Draft: Quick QEMU booting from saved VM state
These commits demonstrate a hacky way of using QEMU's built-in support for saving (and then loading) the VM state to disk to significantly improve QEMU boot times (down to ~10 seconds)
It works by defining a labgrid_genrule
and associated labgrid_config_toolchain
target that runs a labgrid enabled python script. This script
- copies the read-only disk image into a local (writable) file and redirects QEMU to boot that instead
- Waits for the initial system setup to complete by using the command
cloud-init status --wait
on the remote shell - Gets the QEMUDriver from labgrid and executes a 'monitor' command
savevm boottag
to save state into a named tagboottag
Then, another new labgrid_config_toolchain
is created that depends upon the disk image that has the saved state in it, this uses config-booted.yaml
which has arguments to boot QEMU from the saved tag instead of booting from scratch.

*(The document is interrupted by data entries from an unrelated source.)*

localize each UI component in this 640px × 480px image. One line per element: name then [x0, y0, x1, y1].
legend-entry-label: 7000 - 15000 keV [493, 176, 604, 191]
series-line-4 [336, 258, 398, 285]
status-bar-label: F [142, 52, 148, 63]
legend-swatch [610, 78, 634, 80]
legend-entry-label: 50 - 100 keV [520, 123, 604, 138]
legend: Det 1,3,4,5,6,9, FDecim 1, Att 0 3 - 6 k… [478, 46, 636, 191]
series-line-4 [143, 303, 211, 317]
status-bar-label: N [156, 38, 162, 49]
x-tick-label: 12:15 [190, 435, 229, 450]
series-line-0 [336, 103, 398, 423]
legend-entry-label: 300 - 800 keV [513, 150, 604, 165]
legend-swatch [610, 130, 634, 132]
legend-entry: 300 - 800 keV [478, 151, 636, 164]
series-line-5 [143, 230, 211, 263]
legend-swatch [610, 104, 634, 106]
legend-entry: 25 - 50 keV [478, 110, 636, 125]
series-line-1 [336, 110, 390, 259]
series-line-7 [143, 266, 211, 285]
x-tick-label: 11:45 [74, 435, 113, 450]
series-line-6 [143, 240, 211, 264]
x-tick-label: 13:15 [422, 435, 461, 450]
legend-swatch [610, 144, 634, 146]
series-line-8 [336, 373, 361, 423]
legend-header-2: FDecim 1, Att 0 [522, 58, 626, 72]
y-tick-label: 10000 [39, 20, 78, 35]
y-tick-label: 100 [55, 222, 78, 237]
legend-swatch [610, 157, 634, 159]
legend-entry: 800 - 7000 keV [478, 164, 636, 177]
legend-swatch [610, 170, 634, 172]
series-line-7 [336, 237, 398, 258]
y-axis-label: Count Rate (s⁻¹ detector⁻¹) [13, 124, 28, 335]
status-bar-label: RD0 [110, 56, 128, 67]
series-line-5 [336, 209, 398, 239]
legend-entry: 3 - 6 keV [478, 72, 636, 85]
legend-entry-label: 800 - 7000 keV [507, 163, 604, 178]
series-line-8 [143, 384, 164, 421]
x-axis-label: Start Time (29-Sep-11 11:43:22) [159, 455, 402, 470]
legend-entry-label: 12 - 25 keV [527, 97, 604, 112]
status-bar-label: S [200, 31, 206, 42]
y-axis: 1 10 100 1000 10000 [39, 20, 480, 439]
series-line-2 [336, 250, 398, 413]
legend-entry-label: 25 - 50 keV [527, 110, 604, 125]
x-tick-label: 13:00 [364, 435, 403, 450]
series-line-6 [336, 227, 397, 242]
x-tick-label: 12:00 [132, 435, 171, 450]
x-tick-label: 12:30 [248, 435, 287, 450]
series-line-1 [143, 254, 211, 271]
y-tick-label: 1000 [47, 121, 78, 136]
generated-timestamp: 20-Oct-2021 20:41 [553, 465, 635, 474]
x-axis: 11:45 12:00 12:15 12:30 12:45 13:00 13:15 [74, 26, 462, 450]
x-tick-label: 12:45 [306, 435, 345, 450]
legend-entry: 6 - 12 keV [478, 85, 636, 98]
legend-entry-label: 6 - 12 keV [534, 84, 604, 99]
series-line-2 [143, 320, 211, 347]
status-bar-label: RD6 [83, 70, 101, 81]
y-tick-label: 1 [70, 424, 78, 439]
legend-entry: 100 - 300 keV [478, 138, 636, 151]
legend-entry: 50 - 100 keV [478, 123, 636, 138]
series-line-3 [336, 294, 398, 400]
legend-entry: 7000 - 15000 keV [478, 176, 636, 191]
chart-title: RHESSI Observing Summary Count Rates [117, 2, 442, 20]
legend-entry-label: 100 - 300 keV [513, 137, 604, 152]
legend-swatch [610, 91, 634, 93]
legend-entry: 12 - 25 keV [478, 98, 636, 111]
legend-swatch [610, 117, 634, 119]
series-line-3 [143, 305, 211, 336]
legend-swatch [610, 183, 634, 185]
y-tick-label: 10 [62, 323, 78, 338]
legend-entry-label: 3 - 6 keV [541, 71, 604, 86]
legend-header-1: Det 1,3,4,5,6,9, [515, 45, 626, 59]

For this new image to work it also has to be writable so the labgrid_genrule
that depends upon the image uses a preload script execute_with_writable_image.sh
which copies the disk image locally, makes it writable and overrides the LG_QEMU_QCOW2_IMAGE
environment variable to point to the writable disk before invoking the runner.
You should be able to test the flow with:
bazelisk test qemu:run-booted
Running it the first time will have the normal 2-minute wait to generate the booted disk image, but if you then force the test to run a second time it will take approximately 20 seconds.